If desired, multiple colvars could be listed within the same harmonic block. In this case, there are two harmonic blocks because two different force constants are applied to the protein backbone and protein side chains.
3. Equilibrate
Now that the basic usage of NAMD and the collective variables module have been explained, let’s get to simulating!
The CHARMM equilibration file is set and ready to go, so we will get that simulation started and running and then work on finishing the NAMD configuration file. Open “bash.eq_charmm.sh” and ensure the SBATCH parameters are as desired, save and quit, and then run sbatch bash.eq_charmm.sh
. Ensure the job starts and runs using the command watch squeue -u [username]
, replacing [username] with your username (to exit this view, press Control+C).
Now that the CHARMM job is running, open “namd.eq.inp” and fill in any remaining *REPLACE*
instances. Use the “charmm.eq.str” file for reference, if needed. Take another run through the script to get an idea of how the configuration file works, now that you’ve learned about it.

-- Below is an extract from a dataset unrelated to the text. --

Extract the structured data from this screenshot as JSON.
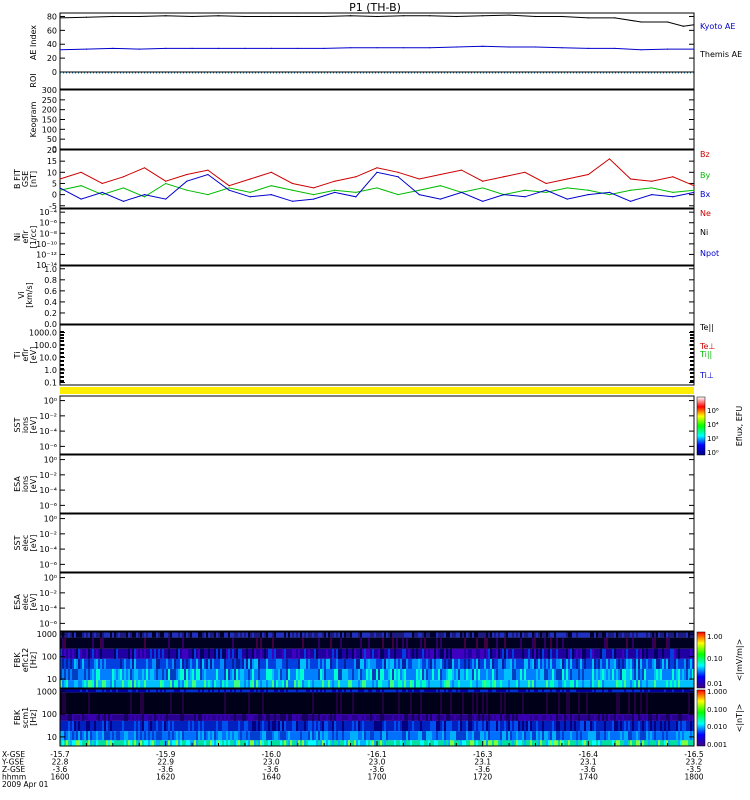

When you are confident the file is ready, open “bash.eq_namd.sh”. In this file you will see the variable namddir
, which shows where the NAMD executable resides. The next line shows how to launch NAMD. The basic pattern is namd2 [inputFile] > [outputFile]
, but the command shown here is optimized for this particular build of NAMD has has been benchmarked on FSL to be the best NAMD build for single-node jobs. (Therefore this would not work if --nodes
were set to greater than 1). Running NAMD on multiple nodes or on GPU nodes will be covered in future labs.
Once you have familiarized yourself with how to launch NAMD, ensure the SBATCH parameters are as desired, save and quit, and then run sbatch bash.eq_namd.sh
.
Check on the status of the jobs with watch squeue -u [username]
again. If they are still running, go ahead and move on to the next section and come back later to answer the following questions:
Question 1: Are you satisfied with the amount of equilibration performed? Plot the data in the file
output/namd/leptin_eq.colvars.traj
and include a snapshot of your diagram in your submission to the TA.
Question 2: After addressing the previous question, provide an explanation for the drastic change in the pattern of Y. (Hint: Carefully examine the timestep it occurs near.)
4. Dynamics
If the CHARMM run has completed, go ahead and either create a new “bash.production_charmm.sh” file or modify the “bash.eq_charmm.sh” file to perform the production dynamics. Ensure the SBATCH parameters are as desired, save and exit, and run sbatch
on the file you modified or created. Otherwise, return to this after editing the NAMD production files.
Open “namd.production.inp” and examine the contents. Notice there are a lot more `REPLACE areas to be filled. Use whatever scripts necessary to fill these in. Also notice the difference between equilibration and production:
- # Constant Temperature Control ONLY DURING EQUILB
- reassignFreq 500;
- reassignTemp $temp;
For this portion of the lab, you will also need to open and adjust “namdrestraints/namd.restraintsetup_production.col” to create a center-of-mass restraint between the protein backbone and the coordinate origin with a force constant of 1.0 and width of 0.
Finally, as you did for the CHARMM submission script, either create a new “bash.production_namd.sh” file or adjust the “bash.eq_namd.sh” file to perform the production dynamics. Keep the SBATCH paramters the same as the CHARMM production script. When you are satisfied, execute sbatch
on the file you modified or created.
Check on the status of the jobs with watch squeue -u [username]
. Once they have completed, answer the following questions:
Question 3: How much faster did the simulation run with NAMD? Refer to the logs from both the NAMD production run and CHARMM production run.
Question 4: Plot the bb_rmsd colvar from the production run and include a snapshot of the diagram in your submission to the TA.